Scripps Networks(NASDAQ:SNI) is a media conglomerate which owns a series of lifestyle content brands. If you're watching any type of competitive house hunting or home repair show, the chances are your watching a Scripps brand. The housing channels (HGTV and DIY Network) account for 39% of Scripps revenues.
Scripps has been on a tear as it has grown earnings 22%, and revenue 10% annually, since the real estate market crashed. During that time the stock is up four-fold, yet it still trades at a multiple of just 17. With these emerging trends, I really believe that the future looks bright for Scripps.
Landlords rule as would be home buyers wait
There's two other trends, that are playing off of each other, and rapidly changing the housing landscape. First, the rental market is absolutely on fire. Rental prices have continued to increase, outpacing both inflation and income growth. As would-be home buyers still struggle getting credit, a higher percentage of home sales are being made by investors. This has led to skyrocketing rental rates, an rental vacancy is at a multi-year low.

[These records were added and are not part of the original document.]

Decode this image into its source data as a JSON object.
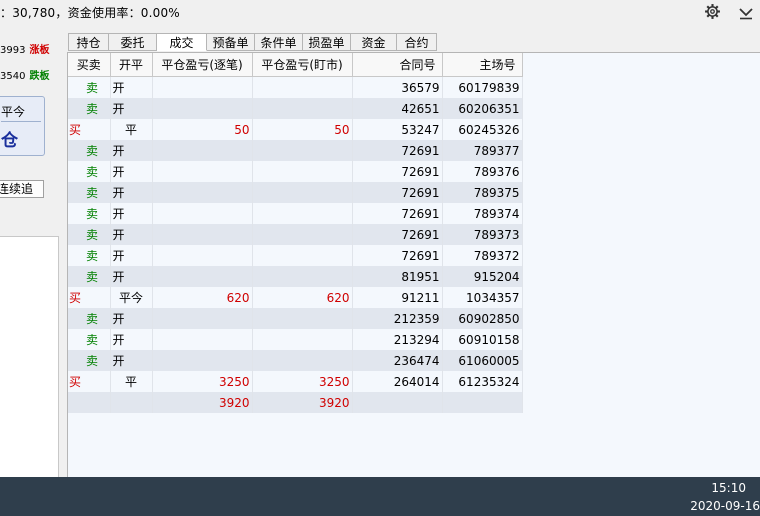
{
  "status_bar": {
    "text": "：30,780，资金使用率：0.00%"
  },
  "icons": {
    "settings": "gear-icon",
    "collapse": "chevron-down-icon"
  },
  "left_panel": {
    "row1": {
      "code": "3993",
      "label": "涨板"
    },
    "row2": {
      "code": "3540",
      "label": "跌板"
    },
    "order_box": {
      "line1": "平今",
      "line2": "仓"
    },
    "chase_button": "连续追"
  },
  "tabs": [
    {
      "label": "持仓",
      "active": false
    },
    {
      "label": "委托",
      "active": false
    },
    {
      "label": "成交",
      "active": true
    },
    {
      "label": "预备单",
      "active": false
    },
    {
      "label": "条件单",
      "active": false
    },
    {
      "label": "损盈单",
      "active": false
    },
    {
      "label": "资金",
      "active": false
    },
    {
      "label": "合约",
      "active": false
    }
  ],
  "table": {
    "columns": [
      "买卖",
      "开平",
      "平仓盈亏(逐笔)",
      "平仓盈亏(盯市)",
      "合同号",
      "主场号"
    ],
    "rows": [
      {
        "bs": "卖",
        "oc": "开",
        "pnl_trade": "",
        "pnl_mtm": "",
        "contract": "36579",
        "main": "60179839"
      },
      {
        "bs": "卖",
        "oc": "开",
        "pnl_trade": "",
        "pnl_mtm": "",
        "contract": "42651",
        "main": "60206351"
      },
      {
        "bs": "买",
        "oc": "平",
        "pnl_trade": "50",
        "pnl_mtm": "50",
        "contract": "53247",
        "main": "60245326"
      },
      {
        "bs": "卖",
        "oc": "开",
        "pnl_trade": "",
        "pnl_mtm": "",
        "contract": "72691",
        "main": "789377"
      },
      {
        "bs": "卖",
        "oc": "开",
        "pnl_trade": "",
        "pnl_mtm": "",
        "contract": "72691",
        "main": "789376"
      },
      {
        "bs": "卖",
        "oc": "开",
        "pnl_trade": "",
        "pnl_mtm": "",
        "contract": "72691",
        "main": "789375"
      },
      {
        "bs": "卖",
        "oc": "开",
        "pnl_trade": "",
        "pnl_mtm": "",
        "contract": "72691",
        "main": "789374"
      },
      {
        "bs": "卖",
        "oc": "开",
        "pnl_trade": "",
        "pnl_mtm": "",
        "contract": "72691",
        "main": "789373"
      },
      {
        "bs": "卖",
        "oc": "开",
        "pnl_trade": "",
        "pnl_mtm": "",
        "contract": "72691",
        "main": "789372"
      },
      {
        "bs": "卖",
        "oc": "开",
        "pnl_trade": "",
        "pnl_mtm": "",
        "contract": "81951",
        "main": "915204"
      },
      {
        "bs": "买",
        "oc": "平今",
        "pnl_trade": "620",
        "pnl_mtm": "620",
        "contract": "91211",
        "main": "1034357"
      },
      {
        "bs": "卖",
        "oc": "开",
        "pnl_trade": "",
        "pnl_mtm": "",
        "contract": "212359",
        "main": "60902850"
      },
      {
        "bs": "卖",
        "oc": "开",
        "pnl_trade": "",
        "pnl_mtm": "",
        "contract": "213294",
        "main": "60910158"
      },
      {
        "bs": "卖",
        "oc": "开",
        "pnl_trade": "",
        "pnl_mtm": "",
        "contract": "236474",
        "main": "61060005"
      },
      {
        "bs": "买",
        "oc": "平",
        "pnl_trade": "3250",
        "pnl_mtm": "3250",
        "contract": "264014",
        "main": "61235324"
      },
      {
        "bs": "",
        "oc": "",
        "pnl_trade": "3920",
        "pnl_mtm": "3920",
        "contract": "",
        "main": ""
      }
    ]
  },
  "clock": {
    "time": "15:10",
    "date": "2020-09-16"
  },
  "colors": {
    "buy": "#d00000",
    "sell": "#008000",
    "taskbar": "#2f3e4c",
    "row_alt": "#e1e6ee"
  }
}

At the same time, home values also haven't rebounded to pre-recession levels yet, and increases in home prices have slowed as of late. This means two things: home buyers who can't sell but need to up-size are taking on land-lording, and tight credit means a pent up market of home buyers should exist for a while.
In short, real estate looks bullish but different; and it's changing the notion of what an industry leader looks like.
Finding a bull in home repair retailers
When you add up these three trends, a DIY nation mixed with tight credit and increased land-lording home repair looks incredibly bullish. While home builders need conditions to stay ripe for new purchases; the home repair industry benefits from land-lording now, and will continue to benefit, from pent-up demand, as credit loosens.
That means good things for the companies that make housing materials, and those that sell them.
It's clear that Home Depot(NYSE:HD) is the undisputed leader, and best of breed brand, in the home repair retail space. In recent years, Home Depot's net income has skyrocketed past Lowe's(NYSE:LOW) in recent years, by quite a wide margin.
Still, as the chart below illustrates, Home Depot trades at a cheaper multiple than competitor Lowe's does, and it isn't trading that much higher than its historical average.
Foolish Conclusion: A bold new world
Even the most novice real estate observer can tell that real estate isn't the same as it once was, but that's not all bad news. Shifting economics, and changes in consumer sentiment, are creating a new generation of land-lords and DIY enthusiasts.
I feel that Home Depot and Scripps Networks have the wind at their backs with these trends, which is something that should be kept in mind if you're assessing their valuation. They could continue to run for quite some time.